- Type: Drum
- Material: Wood
- Created: circa 14th century
- Discovered: 1950s
- Present location: Zimbabwe
- Culture: Lemba

= Ngoma Lungundu =

Religious artifact

The Ngoma Lungundu (meaning "the drum that thunders") is a sacred religious artifact that is held in high esteem by the Lemba people of Zimbabwe. The artifact is housed in the Zimbabwe Museum of Human Sciences and is regarded as the oldest wooden object ever discovered in sub-Saharan Africa.

Lemba oral tradition speaks of Ngoma Lungundu as a replica of the Biblical Ark of the Covenant, believed to be constructed almost 700 years ago from the remains of the original Ark, which was said to contain the Ten Commandments as described in the Bible.

The history of the Ngoma Lungundu has been documented by two researchers. In 1952, Harald von Sicard recounted discovering the Ngoma in a Zimbabwean cave, later relocating it to a Buluwayo museum. Seven years later, Pieter W. Van Heerden detailed the Ngoma Lungundu's existence in a Soutpansberg cave, specifically in the Tshiendeulu area near Dzata I, within the former Venda region.

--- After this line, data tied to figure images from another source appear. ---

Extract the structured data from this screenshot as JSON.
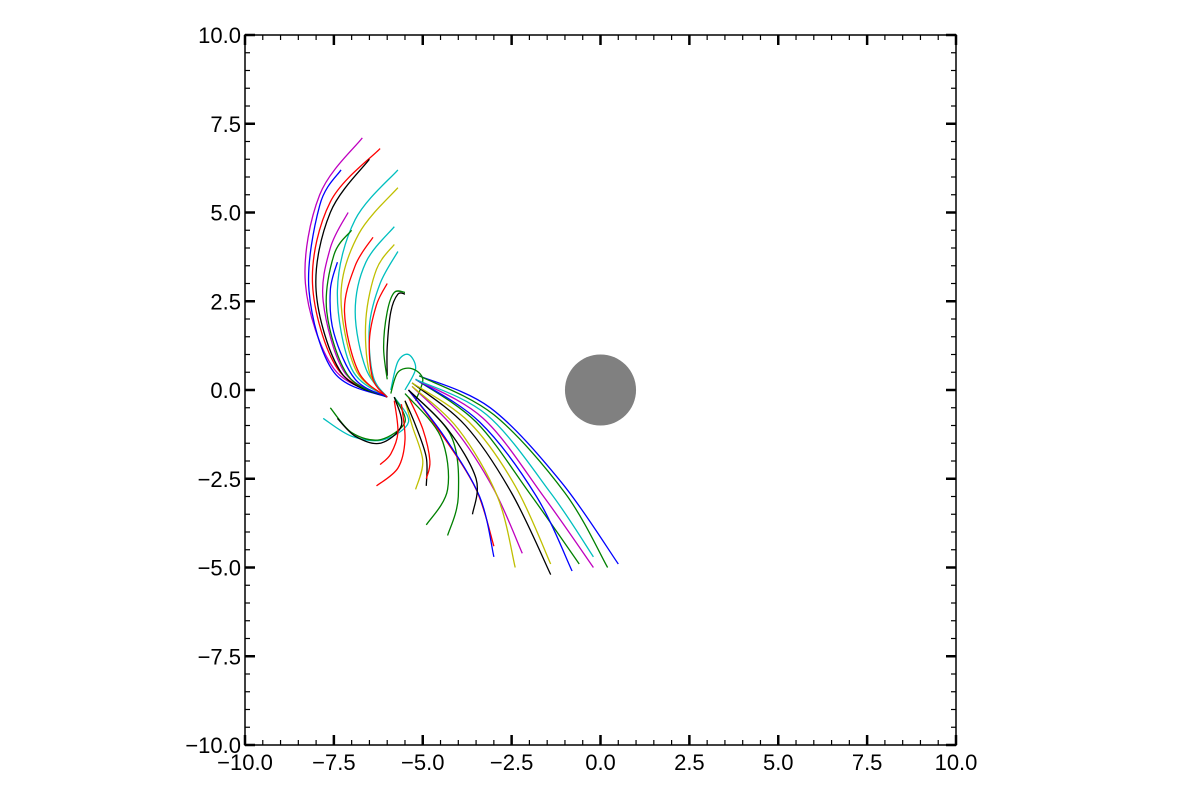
{
  "chart_data": {
    "type": "line",
    "title": "",
    "xlabel": "",
    "ylabel": "",
    "xlim": [
      -10,
      10
    ],
    "ylim": [
      -10,
      10
    ],
    "grid": false,
    "legend": "none",
    "x_ticks": [
      "−10.0",
      "−7.5",
      "−5.0",
      "−2.5",
      "0.0",
      "2.5",
      "5.0",
      "7.5",
      "10.0"
    ],
    "y_ticks": [
      "−10.0",
      "−7.5",
      "−5.0",
      "−2.5",
      "0.0",
      "2.5",
      "5.0",
      "7.5",
      "10.0"
    ],
    "x_tick_values": [
      -10,
      -7.5,
      -5,
      -2.5,
      0,
      2.5,
      5,
      7.5,
      10
    ],
    "y_tick_values": [
      -10,
      -7.5,
      -5,
      -2.5,
      0,
      2.5,
      5,
      7.5,
      10
    ],
    "central_body": {
      "x": 0,
      "y": 0,
      "radius": 1.0,
      "color": "#808080"
    },
    "colors": [
      "#0000ff",
      "#008000",
      "#ff0000",
      "#00bfbf",
      "#bf00bf",
      "#bfbf00",
      "#000000"
    ],
    "series": [
      {
        "color": "#bf00bf",
        "points": [
          [
            -6.0,
            -0.2
          ],
          [
            -7.5,
            0.6
          ],
          [
            -8.3,
            3.0
          ],
          [
            -7.9,
            5.5
          ],
          [
            -6.7,
            7.1
          ]
        ]
      },
      {
        "color": "#ff0000",
        "points": [
          [
            -6.0,
            -0.2
          ],
          [
            -7.4,
            0.6
          ],
          [
            -8.1,
            3.0
          ],
          [
            -7.6,
            5.3
          ],
          [
            -6.2,
            6.8
          ]
        ]
      },
      {
        "color": "#0000ff",
        "points": [
          [
            -6.0,
            -0.2
          ],
          [
            -7.5,
            0.5
          ],
          [
            -8.2,
            2.8
          ],
          [
            -7.9,
            5.2
          ],
          [
            -7.3,
            6.2
          ]
        ]
      },
      {
        "color": "#000000",
        "points": [
          [
            -6.0,
            -0.2
          ],
          [
            -7.3,
            0.5
          ],
          [
            -8.0,
            2.8
          ],
          [
            -7.6,
            5.0
          ],
          [
            -6.5,
            6.5
          ]
        ]
      },
      {
        "color": "#00bfbf",
        "points": [
          [
            -6.0,
            -0.2
          ],
          [
            -7.0,
            0.6
          ],
          [
            -7.4,
            2.8
          ],
          [
            -6.9,
            4.8
          ],
          [
            -5.7,
            6.2
          ]
        ]
      },
      {
        "color": "#bfbf00",
        "points": [
          [
            -6.0,
            -0.2
          ],
          [
            -6.9,
            0.6
          ],
          [
            -7.3,
            2.7
          ],
          [
            -6.8,
            4.4
          ],
          [
            -5.7,
            5.7
          ]
        ]
      },
      {
        "color": "#bf00bf",
        "points": [
          [
            -6.0,
            -0.2
          ],
          [
            -7.2,
            0.5
          ],
          [
            -7.8,
            2.5
          ],
          [
            -7.6,
            4.0
          ],
          [
            -7.1,
            5.0
          ]
        ]
      },
      {
        "color": "#008000",
        "points": [
          [
            -6.0,
            -0.2
          ],
          [
            -7.1,
            0.4
          ],
          [
            -7.7,
            2.2
          ],
          [
            -7.5,
            3.8
          ],
          [
            -7.0,
            4.5
          ]
        ]
      },
      {
        "color": "#ff0000",
        "points": [
          [
            -6.0,
            -0.2
          ],
          [
            -6.8,
            0.5
          ],
          [
            -7.2,
            2.2
          ],
          [
            -6.9,
            3.5
          ],
          [
            -6.4,
            4.3
          ]
        ]
      },
      {
        "color": "#00bfbf",
        "points": [
          [
            -6.0,
            -0.2
          ],
          [
            -6.6,
            0.6
          ],
          [
            -6.9,
            2.2
          ],
          [
            -6.6,
            3.6
          ],
          [
            -5.8,
            4.6
          ]
        ]
      },
      {
        "color": "#bfbf00",
        "points": [
          [
            -6.0,
            -0.2
          ],
          [
            -6.5,
            0.5
          ],
          [
            -6.6,
            2.0
          ],
          [
            -6.3,
            3.4
          ],
          [
            -5.8,
            4.1
          ]
        ]
      },
      {
        "color": "#00bfbf",
        "points": [
          [
            -6.0,
            -0.2
          ],
          [
            -6.4,
            0.4
          ],
          [
            -6.5,
            1.8
          ],
          [
            -6.2,
            3.0
          ],
          [
            -5.7,
            3.9
          ]
        ]
      },
      {
        "color": "#0000ff",
        "points": [
          [
            -6.0,
            -0.2
          ],
          [
            -6.9,
            0.3
          ],
          [
            -7.5,
            1.6
          ],
          [
            -7.6,
            2.8
          ],
          [
            -7.4,
            3.6
          ]
        ]
      },
      {
        "color": "#ff0000",
        "points": [
          [
            -6.0,
            -0.2
          ],
          [
            -6.4,
            0.3
          ],
          [
            -6.5,
            1.4
          ],
          [
            -6.3,
            2.4
          ],
          [
            -6.0,
            3.0
          ]
        ]
      },
      {
        "color": "#000000",
        "points": [
          [
            -6.0,
            0.4
          ],
          [
            -6.0,
            1.2
          ],
          [
            -5.9,
            2.2
          ],
          [
            -5.7,
            2.7
          ],
          [
            -5.5,
            2.7
          ]
        ]
      },
      {
        "color": "#008000",
        "points": [
          [
            -6.0,
            0.3
          ],
          [
            -6.1,
            1.2
          ],
          [
            -6.0,
            2.2
          ],
          [
            -5.8,
            2.75
          ],
          [
            -5.5,
            2.75
          ]
        ]
      },
      {
        "color": "#00bfbf",
        "points": [
          [
            -5.9,
            0.0
          ],
          [
            -5.7,
            0.8
          ],
          [
            -5.4,
            1.0
          ],
          [
            -5.2,
            0.6
          ],
          [
            -5.5,
            0.0
          ]
        ]
      },
      {
        "color": "#008000",
        "points": [
          [
            -5.9,
            -0.1
          ],
          [
            -5.7,
            0.5
          ],
          [
            -5.3,
            0.6
          ],
          [
            -5.0,
            0.3
          ],
          [
            -5.2,
            -0.3
          ]
        ]
      },
      {
        "color": "#00bfbf",
        "points": [
          [
            -5.8,
            -0.2
          ],
          [
            -5.4,
            -0.9
          ],
          [
            -6.1,
            -1.4
          ],
          [
            -7.0,
            -1.3
          ],
          [
            -7.8,
            -0.8
          ]
        ]
      },
      {
        "color": "#008000",
        "points": [
          [
            -5.8,
            -0.2
          ],
          [
            -5.5,
            -0.9
          ],
          [
            -6.2,
            -1.4
          ],
          [
            -7.0,
            -1.2
          ],
          [
            -7.6,
            -0.5
          ]
        ]
      },
      {
        "color": "#000000",
        "points": [
          [
            -5.8,
            -0.2
          ],
          [
            -5.6,
            -1.0
          ],
          [
            -6.2,
            -1.5
          ],
          [
            -6.9,
            -1.3
          ],
          [
            -7.4,
            -0.8
          ]
        ]
      },
      {
        "color": "#ff0000",
        "points": [
          [
            -5.8,
            -0.3
          ],
          [
            -5.7,
            -1.2
          ],
          [
            -5.9,
            -1.8
          ],
          [
            -6.2,
            -2.1
          ]
        ]
      },
      {
        "color": "#ff0000",
        "points": [
          [
            -5.6,
            -0.4
          ],
          [
            -5.5,
            -1.4
          ],
          [
            -5.7,
            -2.2
          ],
          [
            -6.3,
            -2.7
          ]
        ]
      },
      {
        "color": "#bfbf00",
        "points": [
          [
            -5.5,
            -0.3
          ],
          [
            -5.3,
            -1.0
          ],
          [
            -5.0,
            -2.0
          ],
          [
            -5.2,
            -2.8
          ]
        ]
      },
      {
        "color": "#000000",
        "points": [
          [
            -5.5,
            -0.3
          ],
          [
            -5.2,
            -1.0
          ],
          [
            -4.9,
            -1.9
          ],
          [
            -4.9,
            -2.7
          ]
        ]
      },
      {
        "color": "#ff0000",
        "points": [
          [
            -5.4,
            -0.2
          ],
          [
            -5.0,
            -1.1
          ],
          [
            -4.8,
            -2.0
          ],
          [
            -4.9,
            -2.5
          ]
        ]
      },
      {
        "color": "#008000",
        "points": [
          [
            -5.5,
            -0.1
          ],
          [
            -4.5,
            -1.3
          ],
          [
            -4.3,
            -2.8
          ],
          [
            -4.9,
            -3.8
          ]
        ]
      },
      {
        "color": "#008000",
        "points": [
          [
            -5.4,
            0.0
          ],
          [
            -4.2,
            -1.3
          ],
          [
            -4.0,
            -3.0
          ],
          [
            -4.3,
            -4.1
          ]
        ]
      },
      {
        "color": "#ff0000",
        "points": [
          [
            -5.4,
            0.0
          ],
          [
            -4.5,
            -1.2
          ],
          [
            -3.5,
            -2.8
          ],
          [
            -3.0,
            -4.4
          ]
        ]
      },
      {
        "color": "#0000ff",
        "points": [
          [
            -5.4,
            0.0
          ],
          [
            -4.4,
            -1.3
          ],
          [
            -3.4,
            -3.0
          ],
          [
            -3.0,
            -4.7
          ]
        ]
      },
      {
        "color": "#000000",
        "points": [
          [
            -5.4,
            0.0
          ],
          [
            -4.3,
            -1.1
          ],
          [
            -3.5,
            -2.5
          ],
          [
            -3.6,
            -3.5
          ]
        ]
      },
      {
        "color": "#bf00bf",
        "points": [
          [
            -5.3,
            0.1
          ],
          [
            -4.1,
            -1.1
          ],
          [
            -3.0,
            -2.8
          ],
          [
            -2.2,
            -4.6
          ]
        ]
      },
      {
        "color": "#bfbf00",
        "points": [
          [
            -5.3,
            0.1
          ],
          [
            -4.0,
            -1.1
          ],
          [
            -2.9,
            -3.0
          ],
          [
            -2.4,
            -5.0
          ]
        ]
      },
      {
        "color": "#000000",
        "points": [
          [
            -5.3,
            0.2
          ],
          [
            -3.8,
            -1.0
          ],
          [
            -2.5,
            -2.9
          ],
          [
            -1.4,
            -5.2
          ]
        ]
      },
      {
        "color": "#bfbf00",
        "points": [
          [
            -5.3,
            0.2
          ],
          [
            -3.7,
            -0.9
          ],
          [
            -2.4,
            -2.7
          ],
          [
            -1.4,
            -4.9
          ]
        ]
      },
      {
        "color": "#008000",
        "points": [
          [
            -5.2,
            0.3
          ],
          [
            -3.5,
            -0.9
          ],
          [
            -2.0,
            -2.9
          ],
          [
            -0.6,
            -4.9
          ]
        ]
      },
      {
        "color": "#0000ff",
        "points": [
          [
            -5.2,
            0.3
          ],
          [
            -3.4,
            -0.9
          ],
          [
            -1.8,
            -3.0
          ],
          [
            -0.8,
            -5.1
          ]
        ]
      },
      {
        "color": "#bf00bf",
        "points": [
          [
            -5.2,
            0.3
          ],
          [
            -3.3,
            -0.8
          ],
          [
            -1.6,
            -3.0
          ],
          [
            -0.2,
            -5.0
          ]
        ]
      },
      {
        "color": "#00bfbf",
        "points": [
          [
            -5.2,
            0.3
          ],
          [
            -3.2,
            -0.7
          ],
          [
            -1.4,
            -2.9
          ],
          [
            -0.2,
            -4.7
          ]
        ]
      },
      {
        "color": "#0000ff",
        "points": [
          [
            -5.1,
            0.4
          ],
          [
            -3.1,
            -0.5
          ],
          [
            -1.1,
            -2.6
          ],
          [
            0.5,
            -4.9
          ]
        ]
      },
      {
        "color": "#008000",
        "points": [
          [
            -5.1,
            0.4
          ],
          [
            -3.0,
            -0.7
          ],
          [
            -1.0,
            -2.9
          ],
          [
            0.2,
            -5.0
          ]
        ]
      }
    ]
  }
}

In oral history, the Lemba people trace their origins to the Jewish region and they said they left Israel approximately 2,500 years ago. Their parents were born there and gradually migrated from Israel to Africa where they established the Lemba community. Over time, the Lemba have maintained certain Jewish-like customs, including the prohibition of pork, ritual animal slaughter, and the observance of a weekly holy day. They also often wear yarmulke-like skullcaps and display the Star of David on their gravestones.

Despite these practices, the Lemba people are not strictly Jewish in the religious sense, as many have converted to Christianity or Islam over the centuries. Nonetheless, their adherence to customs such as the observance of dietary laws, prayer rituals and reverence for sacred objects like the Ngoma Lungundu has led to comparisons between their culture and Jewish practices.

==Ngoma Lungundu: Signs of Jewish relations==
The Ark of the Covenant and the Ngoma Lungundu share striking similarities. Both were believed to possess supernatural powers, symbolizing divine presence. The Ark, containing the Ten Commandments and Aaron's staff, was housed in the Tabernacle's Holy of Holies, while the Ngoma Lungundu was carried by the Lemba people.

Similarities between the two include:

- Divine significance: Both were considered divine, with the Ark containing sacred tablets and the Ngoma Lungundu believed to hold supernatural powers.
- Carried into battle: Both were used as symbols of victory and carried into battles.
- Guardianship: The Ark was guarded by a priestly caste founded by Aaron, while the Ngoma Lungundu was guarded by the Buba clan.
- Guidance: Both were believed to provide guidance, with the Ark guided by a pillar of cloud and fire, while the Ngoma Lungundu guided by a star and a mythical pillar of flame.

According to Lemba tradition, Ngoma Lungundu was created using remnants of the original Ark of the Covenant. It was believed to have been lost for many years but was rediscovered in a storeroom in Harare, Zimbabwe. The rediscovery of the Ngoma Lungundu has sparked renewed pride within the Lemba community, with many regarding it as a crucial link to their Jewish heritage.

Genetic research has further supported the Lemba's claims of Jewish ancestry. In 2000, genetic tests conducted by British scientists revealed that the Lemba, particularly members of the Buba clan, carry the Cohen Modal Haplotype, a genetic marker associated with the Jewish priestly lineage, the Kohanim. This finding has been cited as evidence that the Lemba's claims of descent from Jewish ancestors, including the priestly class, have a basis in genetic reality.

Professor Tudor Parfitt, who led research on the Lemba, commented on the findings, stating that it appeared that the Jewish priesthood continued not only in the West but also among the Lemba's priestly clan. This genetic link further solidifies the Lemba's connection to the Jewish people, even though their practices have evolved over time and they are now predominantly Christian or Muslim.

With Ngoma Longundu, the Lemba have maintained several distinct cultural practices that reflect their Jewish heritage. They refrain from eating pork, adhere to certain dietary restrictions, and observe weekly holy days. They also engage in ritual slaughter of animals, a practice common among Jewish communities. Additionally, the Lemba have preserved the sacred prayer language, a mix of Hebrew and Arabic, which they believe connects them to their ancient ancestors.

===Ngoma Lungundu in Lemba identity===

For the Lemba people, the Ngoma Lungundu represents not only their Jewish roots but also their identity and pride as a distinct community in Zimbabwe. The artifact is venerated as a symbol of their spiritual connection to their forebears and to the ancient Jewish traditions they believe they share. The presence of the Ngoma Lungundu in Lemba ceremonies and rituals reinforces the community's strong ties to its Jewish history and culture.